Now go to the Sequence ID (at the left) and double click on the pink TTHERM-00220990. This page gives you information about the gene as predicted by the computer program. There is a picture of the gene with broad red lines (exons) and thin black lines (introns). This is the structure of the gene as predicted from the sequence by a computer program. Did the computer predict an intron at the position in the gene that your cDNA clone indicates? How does the size of the predicted intron compare with your data?
Now go to the top of the page and click on Download Sequence. This gives you the genomic sequence for the predicted gene. Copy it into the computer.
Now we are going to align the genomic sequence you just copied with the sequence of the cDNA clone.
Go to http://bioinfo.genopole-toulouse.prd.fr/multalin/. (What country is this site in?)
Paste your genomic sequence and your cDNA sequence into the Sequence data box, both in the fasta format. Give them completely different names, or the computer program might not run. Call them >genomic sequence and >cDNA clone.
Go down to the Optional Parameters area. For Symbol comparison table, choose DNA-5-0 from the menu. This tells the program that you are aligning nucleotide sequences, as opposed to amino acid sequences.
Scroll down and put 100 in the box that says Maximum line length.
Scroll down to the bottom and click on Start MultAlin.
Look at the alignment. Computers are very fast and efficient, but they don’t think! From what you know about the splicing signals of introns, how do you think this alignment should be corrected?
Name: ____________________________
Major: ____________________________
How much time did you spend on this exercise? (Include 50 min. of discussion time).
_____________
Study questions:
Part I:
14. Why are there six reading frames, rather than three, in the query of a BLASTx search?
15. What will happen if you do not use the ciliate codon usage?
16. Why is the range in numbers of the query sequence three times as large as the range of numbers in the subject sequences for each hit in this search?
Why did you get so many more hits with the BLASTx search than you did with the BLASTn search of the same sequence?
17. The conserved domains are in the C-terminal half of the protein. What is the function of this conserved domain?
From your inspection of the conserved domains, what do you think a consensus sequence is?
Part II
1. The Tetr. cDNA #1 sequence was obtained as a RT-PCR artifact. What does that suggest the sequence is? That is, is it a clone of genomic DNA or cDNA? Is the sequence expected to contain introns or not?
2. Which program and data base did you choose to determine the identity of the unknown cDNA clone?
If you did not do BLASTx, do that now.
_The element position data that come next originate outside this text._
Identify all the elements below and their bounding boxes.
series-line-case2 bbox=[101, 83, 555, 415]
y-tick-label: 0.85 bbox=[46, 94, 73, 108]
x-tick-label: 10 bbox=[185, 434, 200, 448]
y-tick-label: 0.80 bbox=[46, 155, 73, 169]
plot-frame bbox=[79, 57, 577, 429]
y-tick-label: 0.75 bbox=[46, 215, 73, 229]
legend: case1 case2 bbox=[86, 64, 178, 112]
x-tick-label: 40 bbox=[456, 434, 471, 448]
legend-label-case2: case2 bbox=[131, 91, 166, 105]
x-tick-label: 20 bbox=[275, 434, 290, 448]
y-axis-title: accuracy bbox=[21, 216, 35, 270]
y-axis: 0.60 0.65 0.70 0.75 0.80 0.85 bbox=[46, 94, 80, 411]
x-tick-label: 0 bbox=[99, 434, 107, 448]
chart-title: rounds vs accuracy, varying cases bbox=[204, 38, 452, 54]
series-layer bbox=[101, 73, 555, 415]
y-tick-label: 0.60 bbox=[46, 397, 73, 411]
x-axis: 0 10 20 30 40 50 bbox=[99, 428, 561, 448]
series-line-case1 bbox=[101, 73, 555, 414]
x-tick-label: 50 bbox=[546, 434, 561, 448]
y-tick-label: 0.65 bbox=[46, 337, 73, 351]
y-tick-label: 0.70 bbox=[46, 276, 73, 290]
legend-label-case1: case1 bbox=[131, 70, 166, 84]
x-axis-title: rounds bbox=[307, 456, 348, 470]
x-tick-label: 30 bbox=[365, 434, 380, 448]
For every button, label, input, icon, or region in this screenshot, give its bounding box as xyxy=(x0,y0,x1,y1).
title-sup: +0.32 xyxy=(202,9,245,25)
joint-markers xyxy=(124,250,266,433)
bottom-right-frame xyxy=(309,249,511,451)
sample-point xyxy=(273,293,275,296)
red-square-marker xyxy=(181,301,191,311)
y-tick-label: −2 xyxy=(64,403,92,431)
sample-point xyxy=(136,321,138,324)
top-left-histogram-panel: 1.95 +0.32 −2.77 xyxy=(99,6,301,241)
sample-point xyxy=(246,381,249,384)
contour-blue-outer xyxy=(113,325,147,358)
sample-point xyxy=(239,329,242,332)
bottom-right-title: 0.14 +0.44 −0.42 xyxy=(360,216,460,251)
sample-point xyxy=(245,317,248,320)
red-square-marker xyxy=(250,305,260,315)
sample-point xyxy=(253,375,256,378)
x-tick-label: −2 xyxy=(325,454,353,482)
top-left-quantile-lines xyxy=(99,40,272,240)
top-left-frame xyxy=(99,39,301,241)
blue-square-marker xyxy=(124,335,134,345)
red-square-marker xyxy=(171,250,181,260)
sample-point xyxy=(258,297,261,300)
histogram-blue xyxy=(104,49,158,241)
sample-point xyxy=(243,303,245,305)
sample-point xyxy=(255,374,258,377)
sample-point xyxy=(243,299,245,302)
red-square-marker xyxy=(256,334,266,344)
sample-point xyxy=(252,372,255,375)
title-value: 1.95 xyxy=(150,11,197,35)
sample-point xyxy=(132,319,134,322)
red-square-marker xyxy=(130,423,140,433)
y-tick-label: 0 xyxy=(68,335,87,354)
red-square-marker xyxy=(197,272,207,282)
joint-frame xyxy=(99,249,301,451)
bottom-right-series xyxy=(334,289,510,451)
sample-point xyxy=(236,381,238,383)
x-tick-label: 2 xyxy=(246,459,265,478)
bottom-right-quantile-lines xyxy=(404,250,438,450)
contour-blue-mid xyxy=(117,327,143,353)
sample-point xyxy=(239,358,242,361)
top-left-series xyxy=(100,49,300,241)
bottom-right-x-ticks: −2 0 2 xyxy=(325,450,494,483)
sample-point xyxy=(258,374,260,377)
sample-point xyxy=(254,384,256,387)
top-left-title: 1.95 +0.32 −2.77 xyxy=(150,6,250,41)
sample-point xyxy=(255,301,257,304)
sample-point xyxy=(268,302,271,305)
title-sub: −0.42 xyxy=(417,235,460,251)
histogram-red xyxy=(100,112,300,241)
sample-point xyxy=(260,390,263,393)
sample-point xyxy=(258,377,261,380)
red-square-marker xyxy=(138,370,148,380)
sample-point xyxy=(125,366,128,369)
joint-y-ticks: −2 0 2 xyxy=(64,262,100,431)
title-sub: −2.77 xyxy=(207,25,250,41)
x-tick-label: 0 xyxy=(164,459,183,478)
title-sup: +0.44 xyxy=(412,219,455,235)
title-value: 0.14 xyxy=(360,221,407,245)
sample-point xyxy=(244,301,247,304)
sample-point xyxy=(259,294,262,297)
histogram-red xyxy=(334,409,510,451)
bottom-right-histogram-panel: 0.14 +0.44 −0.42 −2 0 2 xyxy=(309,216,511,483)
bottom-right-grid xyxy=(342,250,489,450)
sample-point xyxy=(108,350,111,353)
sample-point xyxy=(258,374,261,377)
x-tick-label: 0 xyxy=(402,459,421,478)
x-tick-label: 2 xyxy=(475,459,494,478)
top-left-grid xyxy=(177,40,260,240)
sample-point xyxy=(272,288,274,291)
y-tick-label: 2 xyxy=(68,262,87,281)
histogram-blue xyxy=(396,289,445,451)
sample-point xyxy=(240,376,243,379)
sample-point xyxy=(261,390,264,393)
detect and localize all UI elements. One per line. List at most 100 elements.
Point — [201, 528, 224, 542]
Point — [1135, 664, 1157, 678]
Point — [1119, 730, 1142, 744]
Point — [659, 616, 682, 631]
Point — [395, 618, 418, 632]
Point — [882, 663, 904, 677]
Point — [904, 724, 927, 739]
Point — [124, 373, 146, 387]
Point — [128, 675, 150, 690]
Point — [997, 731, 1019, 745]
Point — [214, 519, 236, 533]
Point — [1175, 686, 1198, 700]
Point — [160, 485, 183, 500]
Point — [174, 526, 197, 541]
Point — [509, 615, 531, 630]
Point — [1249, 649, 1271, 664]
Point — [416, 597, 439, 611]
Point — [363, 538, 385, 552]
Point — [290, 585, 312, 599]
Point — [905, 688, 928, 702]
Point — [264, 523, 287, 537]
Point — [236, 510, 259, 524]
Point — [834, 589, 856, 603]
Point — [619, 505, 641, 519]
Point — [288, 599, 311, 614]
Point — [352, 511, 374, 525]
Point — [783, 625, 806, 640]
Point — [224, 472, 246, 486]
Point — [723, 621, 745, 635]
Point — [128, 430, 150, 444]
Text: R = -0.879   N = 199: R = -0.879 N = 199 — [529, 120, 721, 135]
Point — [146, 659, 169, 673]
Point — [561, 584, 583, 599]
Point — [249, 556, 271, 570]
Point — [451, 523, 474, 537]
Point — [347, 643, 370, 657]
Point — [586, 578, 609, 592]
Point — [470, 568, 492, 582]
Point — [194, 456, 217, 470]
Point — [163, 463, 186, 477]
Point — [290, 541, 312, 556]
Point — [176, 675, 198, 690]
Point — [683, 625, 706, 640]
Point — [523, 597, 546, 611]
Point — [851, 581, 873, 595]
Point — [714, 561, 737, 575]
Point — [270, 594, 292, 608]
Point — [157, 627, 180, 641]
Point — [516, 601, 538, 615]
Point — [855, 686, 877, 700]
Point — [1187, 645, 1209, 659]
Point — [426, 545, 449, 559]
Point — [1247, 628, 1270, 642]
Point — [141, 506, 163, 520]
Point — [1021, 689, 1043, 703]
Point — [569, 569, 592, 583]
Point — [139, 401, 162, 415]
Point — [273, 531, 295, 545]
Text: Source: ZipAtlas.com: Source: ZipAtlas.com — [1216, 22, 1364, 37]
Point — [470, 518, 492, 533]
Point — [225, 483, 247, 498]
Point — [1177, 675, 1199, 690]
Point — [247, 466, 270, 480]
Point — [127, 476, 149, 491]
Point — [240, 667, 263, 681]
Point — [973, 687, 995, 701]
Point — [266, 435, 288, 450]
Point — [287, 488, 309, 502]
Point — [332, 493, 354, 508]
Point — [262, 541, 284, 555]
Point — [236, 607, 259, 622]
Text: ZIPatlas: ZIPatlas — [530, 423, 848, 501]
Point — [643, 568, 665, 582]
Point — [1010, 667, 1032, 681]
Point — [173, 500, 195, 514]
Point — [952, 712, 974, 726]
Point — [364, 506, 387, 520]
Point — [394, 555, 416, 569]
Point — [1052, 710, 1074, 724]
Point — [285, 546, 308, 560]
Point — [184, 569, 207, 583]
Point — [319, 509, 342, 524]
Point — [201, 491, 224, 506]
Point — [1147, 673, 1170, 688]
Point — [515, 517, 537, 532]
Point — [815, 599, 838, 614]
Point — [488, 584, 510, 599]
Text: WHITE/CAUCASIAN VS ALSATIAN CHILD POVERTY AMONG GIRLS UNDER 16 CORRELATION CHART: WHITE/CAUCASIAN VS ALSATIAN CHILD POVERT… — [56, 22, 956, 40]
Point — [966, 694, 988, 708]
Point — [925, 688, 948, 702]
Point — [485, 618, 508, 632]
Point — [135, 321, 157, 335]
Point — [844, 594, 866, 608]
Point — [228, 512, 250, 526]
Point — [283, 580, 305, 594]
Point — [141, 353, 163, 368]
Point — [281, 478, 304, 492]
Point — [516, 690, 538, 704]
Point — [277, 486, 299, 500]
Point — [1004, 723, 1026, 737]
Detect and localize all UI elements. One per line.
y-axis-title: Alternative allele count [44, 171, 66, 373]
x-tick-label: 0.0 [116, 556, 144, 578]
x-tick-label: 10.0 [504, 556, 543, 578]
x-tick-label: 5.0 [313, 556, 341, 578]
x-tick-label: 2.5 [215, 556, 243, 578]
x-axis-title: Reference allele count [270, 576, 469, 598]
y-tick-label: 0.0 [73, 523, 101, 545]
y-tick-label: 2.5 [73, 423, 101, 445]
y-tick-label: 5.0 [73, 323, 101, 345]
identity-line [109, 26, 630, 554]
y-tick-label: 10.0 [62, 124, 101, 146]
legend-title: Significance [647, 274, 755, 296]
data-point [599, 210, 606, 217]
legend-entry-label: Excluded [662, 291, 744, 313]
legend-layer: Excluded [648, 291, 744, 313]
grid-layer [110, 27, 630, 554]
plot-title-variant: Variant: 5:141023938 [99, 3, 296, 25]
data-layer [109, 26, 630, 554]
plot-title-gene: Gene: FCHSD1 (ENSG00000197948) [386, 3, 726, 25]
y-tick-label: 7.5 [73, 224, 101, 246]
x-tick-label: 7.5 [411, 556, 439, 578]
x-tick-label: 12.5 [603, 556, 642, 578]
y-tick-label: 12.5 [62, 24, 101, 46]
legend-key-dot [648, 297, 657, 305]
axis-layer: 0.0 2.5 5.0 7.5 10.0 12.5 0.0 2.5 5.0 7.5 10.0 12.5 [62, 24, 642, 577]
If you did not choose BLASTx at first, what is the difference between the result you got and the one with BLASTx?
What is the likely function of the Tetrahymena gene for which you have the partial cDNA clone?
What is the expect value for the best match? __________
4. What part of the subject proteins aligns with your query sequence?
What part of the gene encoded by the partial cDNA clone is likely to be missing?
5. Which BLAST program did you use to obtain additional DNA sequence for your gene?
How do you explain that fact that the query sequence matches to two different parts of the scaffold?
6. Computers are fast and powerful, but they don’t think. How would you revise the alignment of the cDNA clone with the genomic clone?